To have a “pure heart” refers to inward holiness. It is what Jesus was speaking of in the Sermon on the Mount when he said, “Blessed are the pure in heart, for they will see God” (Matt. 5:8).
“Clean hands” refers to one who is holy in deed, that is, in outward actions as well as inwardly. It is the exact opposite of Pilate, who, though he washed his hands publicly, saying, “I am innocent of this man’s blood” (Matt. 27:24), nevertheless was guilty. He was violating the laws of Rome as well as of his conscience by agreeing to the crucifixion of one he had three times declared “not guilty” (cf. John 18:38; 19:4, 6).
The next line refers to one who has a right relationship to God; he worships the true God, not idols. The third line describes one who has a right relationship to others. He is an honest person; he has not sworn falsely.
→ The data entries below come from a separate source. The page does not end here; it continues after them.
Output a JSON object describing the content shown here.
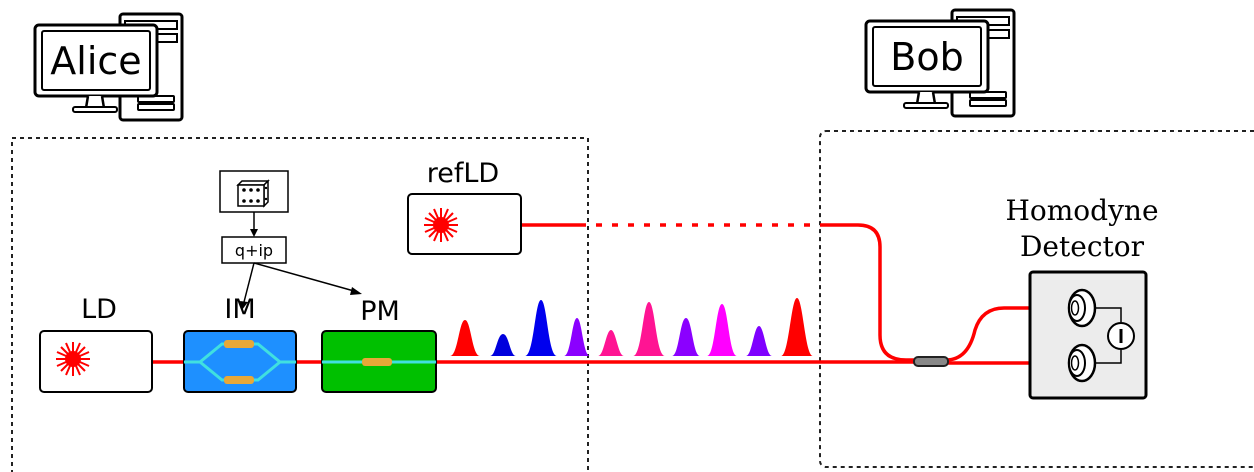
{
  "parties": {
    "alice": {
      "label": "Alice"
    },
    "bob": {
      "label": "Bob"
    }
  },
  "components": {
    "laser": {
      "label": "LD"
    },
    "intensity_modulator": {
      "label": "IM"
    },
    "phase_modulator": {
      "label": "PM"
    },
    "reference_laser": {
      "label": "refLD"
    },
    "modulation_value": {
      "label": "q+ip"
    },
    "detector": {
      "label_line1": "Homodyne",
      "label_line2": "Detector"
    }
  },
  "icons": {
    "random_source": "dice-icon",
    "laser_source": "laser-burst-icon",
    "computer": "computer-icon",
    "subtraction": "minus-icon",
    "photodiode": "photodiode-icon"
  },
  "colors": {
    "fiber": "#ff0000",
    "im_body": "#1e90ff",
    "pm_body": "#00c000",
    "waveguide": "#40e0e0",
    "electrode": "#e8a838",
    "pulses": [
      "#ff0000",
      "#0000dd",
      "#0000ee",
      "#8b00ff",
      "#ff1493",
      "#ff1493",
      "#8b00ff",
      "#ff00ff",
      "#7f00ff",
      "#ff0000"
    ]
  }
}
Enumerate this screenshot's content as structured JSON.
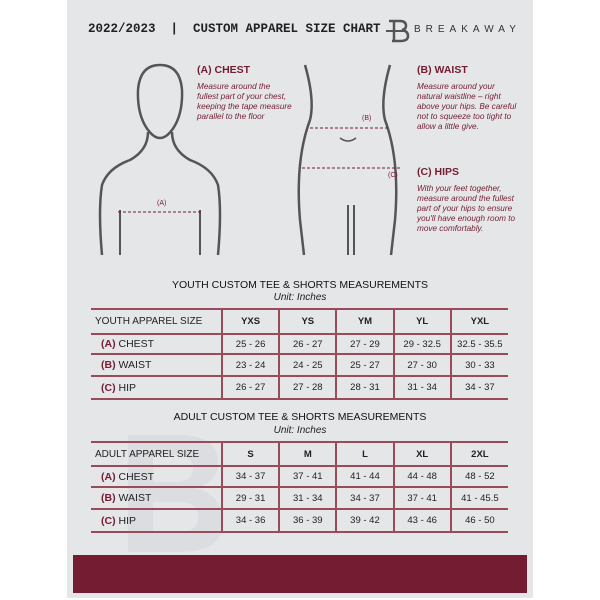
{
  "header": {
    "title": "2022/2023  |  CUSTOM APPAREL SIZE CHART",
    "brand": "BREAKAWAY",
    "watermark": "B"
  },
  "colors": {
    "accent": "#741c32",
    "background": "#e5e6e8"
  },
  "measures": {
    "chest": {
      "title": "(A) CHEST",
      "text": "Measure around the fullest part of your chest, keeping the tape measure parallel to the floor",
      "marker": "(A)"
    },
    "waist": {
      "title": "(B) WAIST",
      "text": "Measure around your natural waistline – right above your hips. Be careful not to squeeze too tight to allow a little give.",
      "marker": "(B)"
    },
    "hips": {
      "title": "(C) HIPS",
      "text": "With your feet together, measure around the fullest part of your hips to ensure you'll have enough room to move comfortably.",
      "marker": "(C)"
    }
  },
  "youth": {
    "title": "YOUTH CUSTOM TEE & SHORTS MEASUREMENTS",
    "unit": "Unit: Inches",
    "header": [
      "YOUTH APPAREL SIZE",
      "YXS",
      "YS",
      "YM",
      "YL",
      "YXL"
    ],
    "rows": [
      {
        "code": "(A)",
        "name": "CHEST",
        "values": [
          "25 - 26",
          "26 - 27",
          "27 - 29",
          "29 - 32.5",
          "32.5 - 35.5"
        ]
      },
      {
        "code": "(B)",
        "name": "WAIST",
        "values": [
          "23 - 24",
          "24 - 25",
          "25 - 27",
          "27 - 30",
          "30 - 33"
        ]
      },
      {
        "code": "(C)",
        "name": "HIP",
        "values": [
          "26 - 27",
          "27 - 28",
          "28 - 31",
          "31 - 34",
          "34 - 37"
        ]
      }
    ]
  },
  "adult": {
    "title": "ADULT CUSTOM TEE & SHORTS MEASUREMENTS",
    "unit": "Unit: Inches",
    "header": [
      "ADULT APPAREL SIZE",
      "S",
      "M",
      "L",
      "XL",
      "2XL"
    ],
    "rows": [
      {
        "code": "(A)",
        "name": "CHEST",
        "values": [
          "34 - 37",
          "37 - 41",
          "41 - 44",
          "44 - 48",
          "48 - 52"
        ]
      },
      {
        "code": "(B)",
        "name": "WAIST",
        "values": [
          "29 - 31",
          "31 - 34",
          "34 - 37",
          "37 - 41",
          "41 - 45.5"
        ]
      },
      {
        "code": "(C)",
        "name": "HIP",
        "values": [
          "34 - 36",
          "36 - 39",
          "39 - 42",
          "43 - 46",
          "46 - 50"
        ]
      }
    ]
  }
}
These requirements are a shortened version of the psalm mentioned earlier, Psalm 15. Indeed, they are so close to it that either the author of the one psalm knew or copied from the other or else, which is what is claimed and is most likely, both were written by the same man, namely, King David. Psalm 15 asks the question: “LORD, who may dwell in your sanctuary? Who may live on your holy hill?” It answers:
He whose walk is blameless and who does what is righteous, who speaks the truth from his heart and has no slander on his tongue, who does his neighbor no wrong and casts no slur on his fellow man, who despises a vile man but honors those who fear the LORD, who keeps his oath even when it hurts, who lends his money without usury and does not accept a bribe against the innocent (vv. 2-5).
This is the inner character of those who please God. These are the ones God approves.
Who can come into the presence of the King? Explain the meaning of verse 4.
What other psalm is similar at this point, and how?
Reflection: Is your inner character one in which God approves?